The Mavericks recently made news for all the wrong reasons this week. They took a generational talent, just entering his prime, and flipped him for a player who’s great, but, by most accounts, past his prime. Other side dishes were included in this smorgasbord of lopsidedness but for the most part it was a trade of Luka Doncic for Anthony Davis.

The Mavericks GM, Nico Harrison, defended the trade citing things like culture, fit, defense and conditioning as reasons why the trade was made. These issues may have very well existed, but to most fans, they hardly justified trading away a perennial MVP candidate. It was a move that made Jones and the Cowboys look good. Considering what’s happened for them over the past two seasons, that’s saying something.

Jones has been on a mission of austerity as of late. While he’s re-signed his must-have superstars, he’s been essentially asset stripping his roster by parting ways with costly second and third-tier players, rounding out the roster, coaching staff, and support personnel the cheapest way possible.

A reason why he would do such a thing is a fatal flaw within the structure of the team. Jones isn’t just the general manager and chief decision maker but he’s also the owner. What he doesn’t spend on players, coaches, and support personnel, he gets to keep in some ways. That’s not something any other GM in the NFL can say.

Other GMs are given a budget and are fairly determined to spend to the limits of that budget in the name of winning. Unlike Jones, they can be fired if they fall short of expectations therefore, they have to make every season count. The demand to win now is significant, so understandably the life expectancy of a GM is fairly low. Based on these same motivating forces, the Cowboys have no comparable urgency to win and every financial reason to save.

Up until this week, Harrison was regarded as one of the best GMs in the NBA. The former Nike executive has stacked the Dallas roster and made the 2024-2025 Mavericks one of the deepest and most talented teams in the league. He’s gone to the Conference Finals twice and the Finals once in a short time and done so with wildly different rosters. Even with Harrison’s success he feels the pressure to win now and has wasted no time making moves to achieve that goal.

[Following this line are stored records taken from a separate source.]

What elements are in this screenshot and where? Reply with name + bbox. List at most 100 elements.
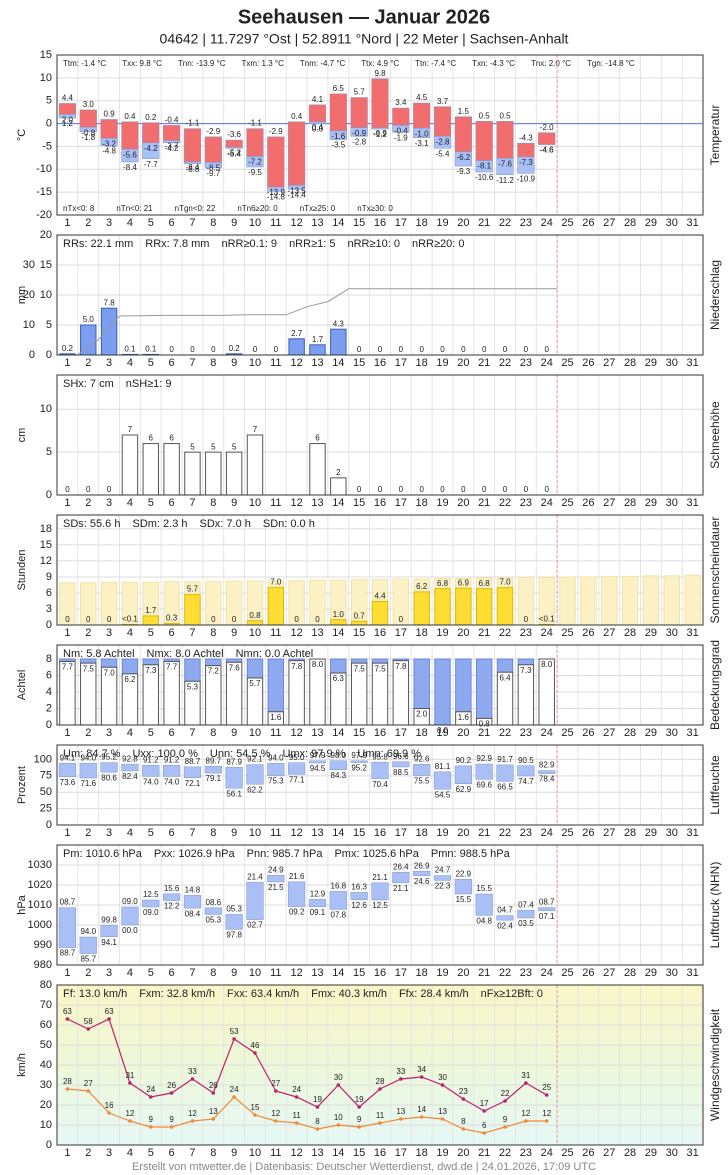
wind-point [524, 1081, 528, 1085]
value-label: 04.8 [476, 917, 492, 926]
value-label: 12.9 [310, 889, 326, 898]
wind-point [461, 1127, 466, 1131]
range-box [475, 160, 493, 173]
range-box [517, 909, 535, 919]
y2-tick-label: 0 [29, 349, 35, 361]
value-label: 0 [399, 345, 404, 354]
y-tick-label: 10 [40, 289, 52, 301]
value-label: 7.0 [499, 578, 511, 587]
value-label: 94.0 [80, 927, 96, 936]
value-label: -8.1 [477, 162, 491, 171]
range-box [225, 767, 243, 789]
x-tick-label: 20 [457, 357, 469, 369]
x-tick-label: 24 [541, 217, 553, 229]
x-tick-label: 4 [127, 827, 133, 839]
value-label: 27 [84, 1079, 93, 1088]
panel-name: Bedeckungsgrad [708, 640, 722, 730]
stat-text: Pmx: 1025.6 hPa [334, 848, 419, 860]
value-label: 90.5 [518, 756, 534, 765]
range-box [538, 770, 556, 774]
x-tick-label: 22 [499, 727, 511, 739]
y-tick-label: 0 [46, 819, 52, 831]
wind-point [378, 1121, 382, 1125]
value-label: 88.7 [185, 757, 201, 766]
bar-remainder [205, 658, 222, 667]
x-tick-label: 12 [291, 1147, 303, 1159]
x-tick-label: 9 [231, 627, 237, 639]
value-label: -1.0 [415, 129, 429, 138]
bar [621, 575, 639, 626]
x-tick-label: 3 [106, 627, 112, 639]
bar [413, 591, 430, 626]
y2-tick-label: 20 [23, 289, 35, 301]
bar [371, 601, 389, 626]
stat-text: nTx<0: 8 [63, 204, 95, 213]
range-box [163, 140, 181, 144]
value-label: 0.2 [62, 344, 74, 353]
value-label: 34 [417, 1065, 426, 1074]
value-label: -3.5 [331, 141, 345, 150]
y-tick-label: 5 [46, 319, 52, 331]
value-label: 9 [169, 1115, 174, 1124]
wind-point [378, 1087, 382, 1091]
value-label: -2.8 [436, 137, 450, 146]
x-tick-label: 28 [624, 497, 636, 509]
value-label: 6.8 [437, 579, 449, 588]
value-label: -5.4 [436, 149, 450, 158]
stat-text: nRR≥10: 0 [347, 238, 400, 250]
value-label: -3.1 [415, 139, 429, 148]
x-tick-label: 6 [169, 357, 175, 369]
range-box [308, 104, 327, 122]
value-label: 2.7 [291, 329, 303, 338]
x-tick-label: 23 [520, 357, 532, 369]
stat-text: Umn: 69.9 % [357, 748, 421, 760]
value-label: 94.0 [268, 753, 284, 762]
bar [559, 576, 576, 626]
stat-text: nRR≥1: 5 [289, 238, 335, 250]
x-tick-label: 1 [64, 217, 70, 229]
value-label: 94.1 [60, 753, 76, 762]
range-box [121, 121, 139, 150]
x-tick-label: 30 [666, 357, 678, 369]
value-label: 12 [271, 1109, 280, 1118]
value-label: -3.6 [227, 130, 241, 139]
value-label: 62.9 [456, 785, 472, 794]
value-label: 17 [480, 1099, 489, 1108]
value-label: 7 [128, 425, 133, 434]
bar [163, 443, 180, 496]
value-label: 15.5 [456, 895, 472, 904]
x-tick-label: 1 [64, 827, 70, 839]
x-tick-label: 23 [520, 967, 532, 979]
stat-text: SDs: 55.6 h [63, 518, 120, 530]
value-label: 5.7 [187, 585, 199, 594]
x-tick-label: 20 [457, 217, 469, 229]
bar [142, 443, 159, 496]
stat-text: Nmx: 8.0 Achtel [147, 648, 224, 660]
x-tick-label: 31 [686, 497, 698, 509]
stat-text: Ffx: 28.4 km/h [399, 988, 469, 1000]
range-box [246, 156, 264, 168]
range-box [58, 114, 77, 119]
x-tick-label: 14 [332, 1147, 344, 1159]
value-label: 0.4 [124, 112, 136, 121]
x-tick-label: 9 [231, 967, 237, 979]
value-label: 0 [544, 485, 549, 494]
x-tick-label: 20 [457, 827, 469, 839]
value-label: 0 [211, 615, 216, 624]
wind-point [440, 1083, 445, 1087]
stat-text: nTgn<0: 22 [175, 204, 216, 213]
wind-point [399, 1117, 403, 1121]
range-box [413, 102, 431, 129]
wind-point [86, 1089, 91, 1093]
value-label: 30 [438, 1073, 447, 1082]
value-label: 24 [292, 1085, 301, 1094]
x-tick-label: 27 [603, 967, 615, 979]
value-label: 6.5 [333, 84, 345, 93]
value-label: 91.2 [164, 755, 180, 764]
range-box [496, 158, 514, 176]
x-tick-label: 10 [249, 827, 261, 839]
value-label: 92.6 [414, 754, 430, 763]
range-box [517, 765, 535, 777]
value-label: 08.4 [185, 909, 201, 918]
wind-point [419, 1075, 424, 1079]
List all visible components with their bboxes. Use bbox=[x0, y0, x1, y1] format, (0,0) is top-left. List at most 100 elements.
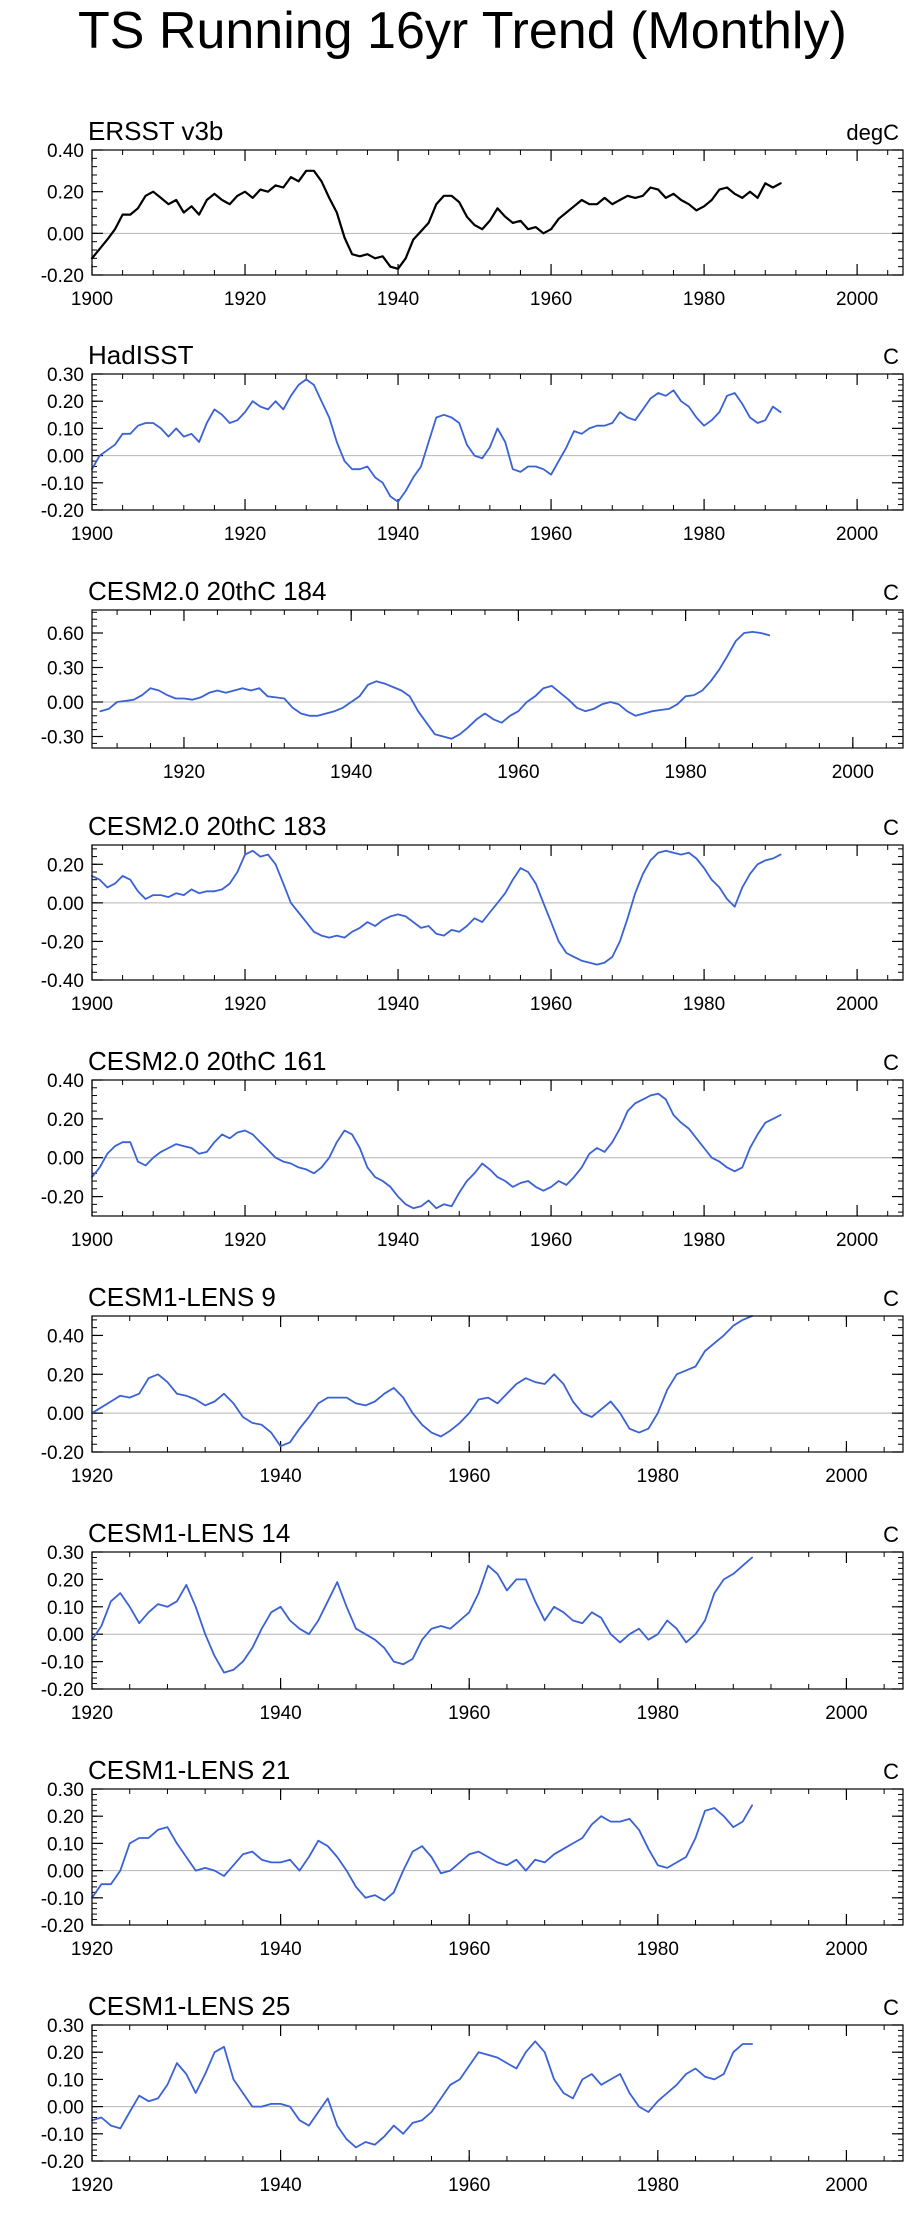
x-tick-label: 1940 bbox=[377, 994, 419, 1015]
y-tick-label: -0.10 bbox=[41, 2125, 84, 2146]
y-tick-label: 0.00 bbox=[47, 693, 84, 714]
y-tick-label: 0.20 bbox=[47, 1570, 84, 1591]
panel-title: CESM1-LENS 14 bbox=[88, 1518, 290, 1548]
series-line bbox=[99, 631, 771, 740]
x-tick-label: 1980 bbox=[637, 1939, 679, 1960]
y-tick-label: 0.30 bbox=[47, 1543, 84, 1564]
units-label: C bbox=[883, 1286, 899, 1311]
x-tick-label: 1960 bbox=[530, 524, 572, 545]
panel-title: CESM2.0 20thC 184 bbox=[88, 576, 326, 606]
y-tick-label: 0.30 bbox=[47, 1780, 84, 1801]
chart-panel: CESM2.0 20thC 184 C 1920 1940 1960 1980 2000 -0… bbox=[41, 576, 904, 783]
chart-panel: CESM1-LENS 25 C 1920 1940 1960 1980 2000 -0.20 -… bbox=[41, 1991, 904, 2196]
panel-title: ERSST v3b bbox=[88, 116, 223, 146]
y-tick-label: -0.20 bbox=[41, 2152, 84, 2173]
units-label: C bbox=[883, 1522, 899, 1547]
x-tick-label: 1980 bbox=[664, 762, 706, 783]
units-label: degC bbox=[846, 120, 899, 145]
x-tick-label: 1960 bbox=[448, 1466, 490, 1487]
chart-panel: CESM2.0 20thC 183 C 1900 1920 1940 1960 1980 20… bbox=[41, 811, 904, 1015]
x-tick-label: 1980 bbox=[683, 289, 725, 310]
y-tick-label: 0.10 bbox=[47, 419, 84, 440]
units-label: C bbox=[883, 1759, 899, 1784]
plot-frame bbox=[91, 149, 904, 276]
x-tick-label: 1960 bbox=[530, 289, 572, 310]
units-label: C bbox=[883, 580, 899, 605]
x-tick-label: 1960 bbox=[448, 1939, 490, 1960]
y-tick-label: 0.00 bbox=[47, 447, 84, 468]
y-tick-label: 0.30 bbox=[47, 659, 84, 680]
plot-frame bbox=[91, 2024, 904, 2162]
units-label: C bbox=[883, 1050, 899, 1075]
y-tick-label: -0.20 bbox=[41, 932, 84, 953]
x-tick-label: 1940 bbox=[259, 1703, 301, 1724]
panel-title: CESM1-LENS 21 bbox=[88, 1755, 290, 1785]
x-tick-label: 1920 bbox=[224, 289, 266, 310]
plot-frame bbox=[91, 609, 904, 749]
x-tick-label: 1980 bbox=[637, 1703, 679, 1724]
y-tick-label: 0.10 bbox=[47, 1598, 84, 1619]
x-tick-label: 1900 bbox=[71, 994, 113, 1015]
x-tick-label: 1940 bbox=[377, 524, 419, 545]
plot-frame bbox=[91, 844, 904, 981]
y-tick-label: 0.20 bbox=[47, 855, 84, 876]
y-tick-label: 0.00 bbox=[47, 1862, 84, 1883]
x-tick-label: 1920 bbox=[71, 1466, 113, 1487]
x-tick-label: 2000 bbox=[836, 1230, 878, 1251]
y-tick-label: -0.10 bbox=[41, 1889, 84, 1910]
plot-frame bbox=[91, 1788, 904, 1926]
series-line bbox=[91, 1315, 753, 1448]
y-tick-label: 0.10 bbox=[47, 2070, 84, 2091]
y-tick-label: 0.10 bbox=[47, 1834, 84, 1855]
figure-title: TS Running 16yr Trend (Monthly) bbox=[78, 2, 847, 60]
plot-frame bbox=[91, 1315, 904, 1453]
x-tick-label: 2000 bbox=[825, 2175, 867, 2196]
x-tick-label: 1920 bbox=[71, 1939, 113, 1960]
y-tick-label: 0.00 bbox=[47, 1625, 84, 1646]
x-tick-label: 1940 bbox=[259, 2175, 301, 2196]
x-tick-label: 1980 bbox=[683, 524, 725, 545]
x-tick-label: 2000 bbox=[825, 1939, 867, 1960]
series-line bbox=[91, 2040, 753, 2149]
y-tick-label: 0.00 bbox=[47, 1404, 84, 1425]
chart-panel: CESM1-LENS 21 C 1920 1940 1960 1980 2000 -0.20 -… bbox=[41, 1755, 904, 1960]
panel-title: HadISST bbox=[88, 340, 194, 370]
x-tick-label: 2000 bbox=[825, 1466, 867, 1487]
chart-panel: ERSST v3b degC 1900 1920 1940 1960 1980 2000 -0.… bbox=[41, 116, 904, 310]
y-tick-label: -0.20 bbox=[41, 1680, 84, 1701]
y-tick-label: 0.00 bbox=[47, 2098, 84, 2119]
series-line bbox=[91, 849, 782, 966]
x-tick-label: 2000 bbox=[836, 289, 878, 310]
units-label: C bbox=[883, 344, 899, 369]
x-tick-label: 1960 bbox=[448, 1703, 490, 1724]
x-tick-label: 2000 bbox=[836, 994, 878, 1015]
plot-frame bbox=[91, 373, 904, 511]
series-line bbox=[91, 1804, 753, 1902]
chart-panel: CESM1-LENS 14 C 1920 1940 1960 1980 2000 -0.20 -… bbox=[41, 1518, 904, 1724]
x-tick-label: 1920 bbox=[71, 2175, 113, 2196]
y-tick-label: 0.20 bbox=[47, 183, 84, 204]
chart-panel: CESM1-LENS 9 C 1920 1940 1960 1980 2000 -0.20 0.… bbox=[41, 1282, 904, 1487]
y-tick-label: 0.20 bbox=[47, 2043, 84, 2064]
x-tick-label: 1980 bbox=[637, 2175, 679, 2196]
x-tick-label: 1920 bbox=[224, 1230, 266, 1251]
y-tick-label: 0.40 bbox=[47, 1071, 84, 1092]
y-tick-label: 0.20 bbox=[47, 1110, 84, 1131]
units-label: C bbox=[883, 1995, 899, 2020]
y-tick-label: 0.40 bbox=[47, 141, 84, 162]
y-tick-label: 0.20 bbox=[47, 1365, 84, 1386]
plot-frame bbox=[91, 1551, 904, 1690]
x-tick-label: 1940 bbox=[259, 1939, 301, 1960]
y-tick-label: -0.40 bbox=[41, 971, 84, 992]
x-tick-label: 1940 bbox=[377, 1230, 419, 1251]
x-tick-label: 1920 bbox=[71, 1703, 113, 1724]
x-tick-label: 2000 bbox=[832, 762, 874, 783]
x-tick-label: 1940 bbox=[330, 762, 372, 783]
y-tick-label: -0.20 bbox=[41, 501, 84, 522]
x-tick-label: 1980 bbox=[683, 1230, 725, 1251]
panel-title: CESM1-LENS 9 bbox=[88, 1282, 276, 1312]
x-tick-label: 1940 bbox=[259, 1466, 301, 1487]
panel-title: CESM2.0 20thC 161 bbox=[88, 1046, 326, 1076]
series-line bbox=[91, 378, 782, 503]
chart-panel: HadISST C 1900 1920 1940 1960 1980 2000 -0.20 -0.… bbox=[41, 340, 904, 545]
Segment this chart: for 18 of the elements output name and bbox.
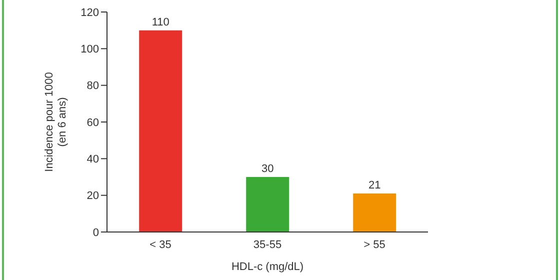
y-tick-label: 100 — [80, 44, 99, 56]
y-tick-label: 80 — [86, 80, 99, 92]
bar — [353, 194, 396, 232]
y-tick-label: 120 — [80, 6, 99, 19]
data-label: 21 — [368, 180, 381, 192]
y-axis-title: Incidence pour 1000 (en 6 ans) — [44, 72, 68, 172]
y-tick-label: 20 — [86, 190, 99, 202]
y-tick-label: 0 — [92, 226, 99, 239]
data-label: 110 — [152, 16, 170, 28]
bar — [139, 30, 182, 232]
x-tick-label: < 35 — [150, 238, 172, 251]
bar — [246, 177, 290, 232]
x-tick-label: 35-55 — [253, 238, 282, 251]
y-tick-label: 60 — [86, 116, 99, 129]
x-axis-title: HDL-c (mg/dL) — [231, 261, 304, 273]
x-tick-label: > 55 — [364, 238, 386, 251]
data-label: 30 — [261, 163, 274, 175]
y-tick-label: 40 — [86, 154, 99, 166]
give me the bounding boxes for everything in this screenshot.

Unlike Jones, Harrison doesn’t have the benefit of eternal job security on his side and that has presumably led to a highly controversial roster move. When asked about how the Doncic trade affects the Mavericks in the long-term Harrison showed why even a traditional GM structure has flaws.

“[Anthony Davis] fits right along with our timeframe to win now. And win in the future. In the future to me is three or four years from now,” Harrison clarified to reporters. “The future, 10 years from now, I don’t know. I think they’ll probably bury me and J [Kidd] by then. Or we bury ourselves.”

Harrison isn’t a fan of the Mavericks, but rather he’s an employee. He’s not married to the team like the fanbase is. There’s a good chance he’ll be gone in three or four years, making Doncic’s long-term value unimportant to him. Fans are critical of the move because they’ll still be Mavericks fans for the next 10 years. After Harrison is gone and Davis is retired, they’ll still be watching Doncic dominate the NBA and it will probably be extremely painful. That day could realistically be just five years away.

This kind of thing isn’t an issue for Jones and the Cowboys. Jones loves his Cowboys franchise and if anything, he cares too much about the long-term good of the team and not enough about the urgency of the here and now. He probably would have cashed on the Doncic brand in perpetuity. He probably wouldn’t have surrounded him the same depth of talent as Harrison has done, but he would have kept him.

If fans had to pick which is GM setup is better, most would probably point to the traditional type of GM like the Mavericks have. But as Harrison just showed everyone, even that has its problems because most GMs aren’t concerned about life after they’re gone. For universal Dallas fans, it’s the worst of both worlds this year. Guess it’s a good time to be a Stars fan.